The tragedies of this world never cease to disappoint me and watching the brutality in Afghanistan these past weeks has reminded me of that. In the modern century, a country should never be left to fall apart at the seams and force themselves back together. Yet, here we are. 

When President Biden announced the permanent withdrawal of US troops from Afghanistan, I felt a slew of mixed emotions. Like many other people I have talked to (liberal or conservative), I feel incredibly torn on this issue. Yes, most of the country is in agreement that our troops needed to be pulled out of Afghanistan, but we cannot seem to all agree on how to go about it. However, one thing remains clear: both parties are to blame for the disaster in Afghanistan.

Regardless of political affiliation, we should all concede that both Democrats and Republicans have contributed to this brutal war. This war has made its way through four U.S. presidents: Bush, Obama, Trump, and Biden. Whether it’s Bush’s failed new-age Marshall Plan in 2002 or Obama’s surge of deployed troops in 2009, it is clear that the United States retaliated in a war effort it could not maintain. Therefore, regardless of which president made the decision to withdraw the troops, he or she would have been faced with extreme backlash. It just so happens that this backlash is specifically directed at President Biden.

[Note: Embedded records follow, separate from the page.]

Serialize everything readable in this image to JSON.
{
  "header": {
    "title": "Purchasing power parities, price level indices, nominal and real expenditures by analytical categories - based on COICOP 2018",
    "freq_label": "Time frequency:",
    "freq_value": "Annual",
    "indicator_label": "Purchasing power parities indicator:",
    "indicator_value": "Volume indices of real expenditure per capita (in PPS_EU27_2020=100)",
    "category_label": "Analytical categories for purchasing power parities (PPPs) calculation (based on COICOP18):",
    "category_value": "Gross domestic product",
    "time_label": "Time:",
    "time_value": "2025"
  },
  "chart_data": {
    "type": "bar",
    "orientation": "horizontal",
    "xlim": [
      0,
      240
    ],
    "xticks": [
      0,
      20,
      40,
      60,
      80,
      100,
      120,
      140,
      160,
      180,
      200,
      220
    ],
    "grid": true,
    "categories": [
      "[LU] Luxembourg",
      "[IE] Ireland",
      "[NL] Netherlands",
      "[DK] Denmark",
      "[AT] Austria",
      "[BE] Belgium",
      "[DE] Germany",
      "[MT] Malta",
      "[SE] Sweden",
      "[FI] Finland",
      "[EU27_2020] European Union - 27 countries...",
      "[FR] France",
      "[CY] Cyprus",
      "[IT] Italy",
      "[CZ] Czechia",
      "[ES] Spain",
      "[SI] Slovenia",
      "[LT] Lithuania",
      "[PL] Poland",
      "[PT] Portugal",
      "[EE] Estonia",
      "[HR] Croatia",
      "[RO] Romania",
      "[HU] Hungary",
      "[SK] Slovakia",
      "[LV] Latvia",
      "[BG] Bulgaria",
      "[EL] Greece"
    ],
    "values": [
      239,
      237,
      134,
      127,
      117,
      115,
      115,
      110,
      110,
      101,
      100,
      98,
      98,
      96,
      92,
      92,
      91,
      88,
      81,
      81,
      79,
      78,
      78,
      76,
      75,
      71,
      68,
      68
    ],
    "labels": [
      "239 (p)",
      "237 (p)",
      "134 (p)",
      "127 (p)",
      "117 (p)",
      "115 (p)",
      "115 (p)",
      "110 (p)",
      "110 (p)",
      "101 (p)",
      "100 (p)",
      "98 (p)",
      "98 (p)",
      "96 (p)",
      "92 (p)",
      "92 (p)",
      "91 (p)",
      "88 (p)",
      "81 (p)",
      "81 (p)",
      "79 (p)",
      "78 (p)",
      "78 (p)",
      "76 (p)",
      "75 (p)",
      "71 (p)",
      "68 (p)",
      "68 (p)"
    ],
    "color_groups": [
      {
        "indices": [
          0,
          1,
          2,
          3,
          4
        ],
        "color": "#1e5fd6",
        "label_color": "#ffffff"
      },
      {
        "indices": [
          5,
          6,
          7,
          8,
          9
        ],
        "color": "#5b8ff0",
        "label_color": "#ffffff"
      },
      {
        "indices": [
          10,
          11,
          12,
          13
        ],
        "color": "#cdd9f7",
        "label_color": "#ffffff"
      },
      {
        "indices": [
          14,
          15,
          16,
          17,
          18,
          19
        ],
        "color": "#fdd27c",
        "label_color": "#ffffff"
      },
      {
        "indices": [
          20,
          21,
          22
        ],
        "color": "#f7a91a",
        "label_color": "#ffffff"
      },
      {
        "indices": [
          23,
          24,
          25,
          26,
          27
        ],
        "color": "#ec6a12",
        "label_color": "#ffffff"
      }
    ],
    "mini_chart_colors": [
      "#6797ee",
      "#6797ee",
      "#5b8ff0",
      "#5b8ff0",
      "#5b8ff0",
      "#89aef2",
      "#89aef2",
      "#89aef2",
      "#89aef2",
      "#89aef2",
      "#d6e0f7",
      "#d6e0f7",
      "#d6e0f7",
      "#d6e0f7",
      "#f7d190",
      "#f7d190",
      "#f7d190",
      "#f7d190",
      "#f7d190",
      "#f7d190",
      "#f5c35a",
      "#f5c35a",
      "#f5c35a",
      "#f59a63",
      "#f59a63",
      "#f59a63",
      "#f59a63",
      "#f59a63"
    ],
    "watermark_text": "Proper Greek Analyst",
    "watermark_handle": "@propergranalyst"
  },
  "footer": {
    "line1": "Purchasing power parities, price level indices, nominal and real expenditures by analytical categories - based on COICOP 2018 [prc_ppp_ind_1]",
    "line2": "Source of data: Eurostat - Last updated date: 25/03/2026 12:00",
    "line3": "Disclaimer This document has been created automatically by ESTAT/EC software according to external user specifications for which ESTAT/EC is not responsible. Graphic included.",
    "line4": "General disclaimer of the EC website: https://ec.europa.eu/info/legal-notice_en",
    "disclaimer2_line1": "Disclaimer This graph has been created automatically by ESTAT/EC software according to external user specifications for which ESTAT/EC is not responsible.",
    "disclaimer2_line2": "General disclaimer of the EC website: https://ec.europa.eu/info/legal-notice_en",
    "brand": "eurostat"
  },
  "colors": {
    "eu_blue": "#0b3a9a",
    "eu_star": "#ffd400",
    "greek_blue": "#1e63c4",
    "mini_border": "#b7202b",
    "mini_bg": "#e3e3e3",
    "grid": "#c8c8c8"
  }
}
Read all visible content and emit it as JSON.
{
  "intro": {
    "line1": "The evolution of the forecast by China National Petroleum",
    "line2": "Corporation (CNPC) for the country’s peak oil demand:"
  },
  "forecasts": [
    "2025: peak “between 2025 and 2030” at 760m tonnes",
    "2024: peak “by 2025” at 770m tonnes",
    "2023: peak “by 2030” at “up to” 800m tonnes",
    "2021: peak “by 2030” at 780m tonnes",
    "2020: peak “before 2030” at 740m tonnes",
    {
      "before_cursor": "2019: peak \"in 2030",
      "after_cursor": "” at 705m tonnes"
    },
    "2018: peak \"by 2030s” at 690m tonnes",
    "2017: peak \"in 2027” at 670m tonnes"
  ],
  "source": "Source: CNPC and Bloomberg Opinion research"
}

We need to remember that the common enemy is not the Afghan citizens but the Taliban, whose brutal leaders have infected a beautiful country and ruled it with hatred and ignorance.”

For a man that has contributed to two administrations in the past 15 years, I understand and somewhat agree with the conservative mindset that Biden’s actions look illogical. Watching the President’s speech left me confused and upset as well. His depiction of the Afghan military was heartless to say the least. Characterizing Afghan soldiers as quitters who gave up “sometimes without trying to fight” is a gross misrepresentation of what the citizens of Afghanistan have been put through. As a country, I feel we need to remember that the common enemy is not the Afghan citizens but the Taliban, whose brutal leaders have infected a beautiful country and ruled it with hatred and ignorance. Regardless of how I personally feel about Biden’s presentation of this policy, I know that there were only two real options: maintaining the status quo or withdrawing completely.

As President Trump’s successor, Biden had to make the decision of continuing the ongoing policy or dismantling it entirely. And according to Trump’s most recent Secretary of Defense Chris Miller, Trump’s negotiation with the Taliban was not actually a plan to permanently withdraw U.S. troops. Instead, according to Defense One in 2021, Trump’s policy was to convince the president of Afghanistan to allow some troops in the country permanently to combat the Taliban’s terrorism. Although this timeline explains President Biden’s decision, it does not make it any less painful. As journalist Eugene Robinson points out in his Washington Post article, “If there is a graceful, orderly way to abandon involvement in a brutal, unresolved civil war on the other side of the world, please cite historical precedents. I can’t find them.” There is no way this could have ended positively for the United States and Afghanistan. So, as Robinson states, “history will see this withdrawal, painful as it is to watch, not as ignominious but as inevitable.”